Decreasing The STEM Diversity Gap

Blair Blackwell from Chevron talks about the company’s efforts to reduce the gender and diversity gap in engineering.

Imagine walking into your first year engineering course and realizing you’re the only person of your race or gender in the room. 

As many in engineering know, there remains a persistent diversity gap in STEM fields. Women and racial minorities are generally underrepresented throughout engineering, from education to employment.

Many companies believe that encouraging girls and minorities to pursue STEM at a young age is the key to reducing the STEM diversity gap.

Chevron is one example and the Chevron STEM Zone program is one of the ways this company aims to introduce future engineers to the world of STEM. was fortunate enough to speak with Blair Blackwell, manager of education and corporate programs at Chevron, about what can be done to improve diversity throughout the STEM fields.

Addressing the Gender Diversity Gap

According to Blackwell, Chevron aims to improve the future of engineering diversity through support of their own STEM programs, as well as working with partners to pursue initiatives examining diversity.  One such initiative is a recently launched paper with the organization  TechBridge works toward getting middle-school girls engaged in STEM education.

“I think this is one of the really key points: you’ve got to start early, and stick with it.  This is truly a long game.
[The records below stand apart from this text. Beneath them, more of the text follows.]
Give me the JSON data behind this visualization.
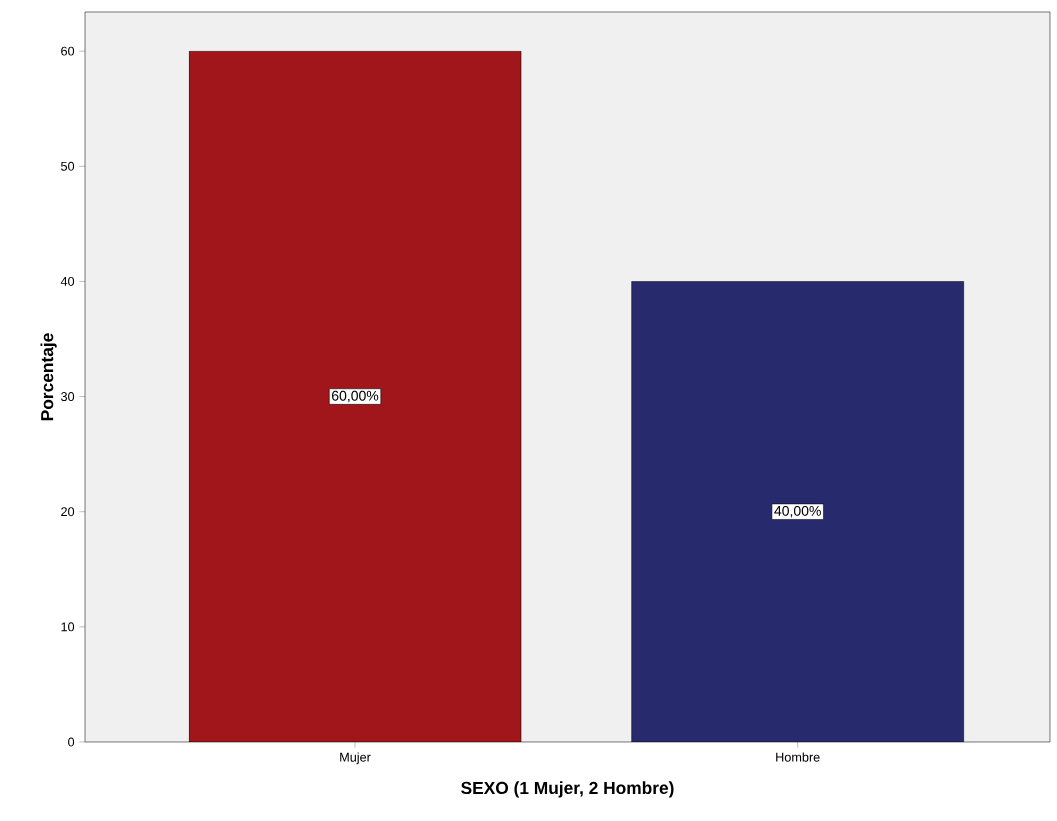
{
  "chart_data": {
    "type": "bar",
    "xlabel": "SEXO (1 Mujer, 2 Hombre)",
    "ylabel": "Porcentaje",
    "categories": [
      "Mujer",
      "Hombre"
    ],
    "values": [
      60,
      40
    ],
    "colors": [
      "#a0161a",
      "#282a6e"
    ],
    "value_labels": [
      "60,00%",
      "40,00%"
    ],
    "ylim": [
      0,
      63.4
    ],
    "yticks": [
      0,
      10,
      20,
      30,
      40,
      50,
      60
    ],
    "grid": false
  }
}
If we’re looking at having a diverse workforce in the future—10 years out, 20 years out—we’ve got to start with those students who are 10 years old today, and even younger,” Blackwell said.

An important component of this is to recognize when designing STEM programs for girls, that not every girl is exactly the same.

“It’s about ensuring that you’re designing programs with girls in mind, not only in the classroom, but outside the classroom and working with parents to show girls all of the possibilities there are with STEM education and with the engineering design process,” Blackwell added.

Programs to Reduce the Racial Minority Gap in Engineering

Along with the gender diversity gap, there is also a diversity gap regarding racial minorities learning and working in engineering and STEM fields.  Chevron pursues programming aimed at improving this gap as well.

“Just like with girls, we’ve got to start very early.  One of the things we must look into is ensuring that there are role models that are able to speak to various communities,” said Blackwell.  Chevron employees and other professionals—through Chevron’s partners and affinity network—reach out to act as role models and mentors to the younger generation.

“It is very important for students to be able to see someone who looks like them, that came from their background, in order to show them that that pathway truly is possible.  When we look at the Latino population, and I mentioned the importance of engaging parents, we’ve got to recognize just how important family is in that community, and look for varying ways to reach out to these parents.  That might mean ensuring that our materials are bilingual, for example,” Blackwell continued.

These are only some of the many ways in which Chevron, and companies like them, are looking at different avenues to ensure they are servicing a diverse population from very early on, and then continuing that support network as students move from K-12 into post-secondary school and (hopefully) continuing on into the workforce.